The Hannover group, through skillful selection and management, has disturbed the ethical status quo. They have clearly defined an appreciable number of lung retransplant candidates who can be expected to have an equivalent long-term outcome to first-time transplants, refuting the utilitarian argument against retransplantation of the lung. The egalitarian argument remains intact: first-time candidates can justifiably claim priority over those who have had their first fair chance. How should we resolve this issue in a practical way?

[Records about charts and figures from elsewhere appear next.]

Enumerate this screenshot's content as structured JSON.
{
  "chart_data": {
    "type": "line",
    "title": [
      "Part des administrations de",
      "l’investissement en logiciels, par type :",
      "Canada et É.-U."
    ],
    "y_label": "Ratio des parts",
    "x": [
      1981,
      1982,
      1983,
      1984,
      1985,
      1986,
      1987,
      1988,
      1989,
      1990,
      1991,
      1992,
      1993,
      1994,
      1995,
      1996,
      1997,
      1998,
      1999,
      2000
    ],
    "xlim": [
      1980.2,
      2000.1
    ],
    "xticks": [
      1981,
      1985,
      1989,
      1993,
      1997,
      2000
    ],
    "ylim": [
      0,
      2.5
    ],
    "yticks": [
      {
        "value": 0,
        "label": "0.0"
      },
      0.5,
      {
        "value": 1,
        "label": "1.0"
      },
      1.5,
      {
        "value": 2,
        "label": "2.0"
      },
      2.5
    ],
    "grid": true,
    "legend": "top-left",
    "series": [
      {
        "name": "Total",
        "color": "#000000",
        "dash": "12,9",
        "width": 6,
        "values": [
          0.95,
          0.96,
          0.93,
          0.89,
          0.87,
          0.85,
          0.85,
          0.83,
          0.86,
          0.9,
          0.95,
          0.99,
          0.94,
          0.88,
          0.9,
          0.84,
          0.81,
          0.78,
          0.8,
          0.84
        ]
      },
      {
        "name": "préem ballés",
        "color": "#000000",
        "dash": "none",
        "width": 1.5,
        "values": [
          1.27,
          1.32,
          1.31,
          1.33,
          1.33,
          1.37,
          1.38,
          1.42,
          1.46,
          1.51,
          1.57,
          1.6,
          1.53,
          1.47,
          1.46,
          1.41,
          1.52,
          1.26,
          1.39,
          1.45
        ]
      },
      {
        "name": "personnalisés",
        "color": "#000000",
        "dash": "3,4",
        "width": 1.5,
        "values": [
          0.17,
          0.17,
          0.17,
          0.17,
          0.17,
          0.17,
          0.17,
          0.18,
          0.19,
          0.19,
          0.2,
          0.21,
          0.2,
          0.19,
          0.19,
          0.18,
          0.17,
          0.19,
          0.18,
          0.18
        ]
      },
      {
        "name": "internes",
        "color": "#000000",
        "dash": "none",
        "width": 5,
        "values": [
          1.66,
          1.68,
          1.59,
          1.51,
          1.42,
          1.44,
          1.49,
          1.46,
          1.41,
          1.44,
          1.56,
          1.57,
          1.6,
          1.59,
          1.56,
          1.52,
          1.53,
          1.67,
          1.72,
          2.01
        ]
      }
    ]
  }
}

Considering the responsibility of the medical community to use the limited organs that are available most effectively, the transplant physicians' responsibility to and advocacy for their patients, and the ethical responsibilities of the transplant programs, Mentzer and colleagues have proposed that a defined percentage of available organs should be allocated for retransplantation. This appears to be a very reasonable path to take at this juncture. Lung retransplantation has evolved from being prohibitively risky to now approaching similar risk to first-time transplants in selected patients. This has occurred only because experienced transplant centers have continued to retransplant, to innovate, and to report on their results—all very important responsibilities of a transplant program. This progress can continue only if retransplantation continues, so that we can further clarify the ultimate role and potential benefit of retransplantation of the lung.



Conclusion

Retransplantation of the lung has come of age. The number of patients requiring a retransplant is increasing and the likelihood of a successful outcome after retransplantation is improving. We are faced with a number of challenges to be addressed. Clearly, our first responsibility is to improve outcomes of first-time transplants so that retransplantation should not have to be a consideration. Priority areas of research include causes of primary graft dysfunction and chronic graft dysfunction or bronchiolitis obliterans. Second, we need to optimize the use of donor lungs to make more lungs available. When donor organs become less scarce, the debate about the fairness of retransplantation when others are awaiting a first transplant will become less of an issue. Through innovation and continued attempts to improve outcomes, leading transplant programs will continue to push the envelope to make retransplantation as successful as primary transplantation of the lung.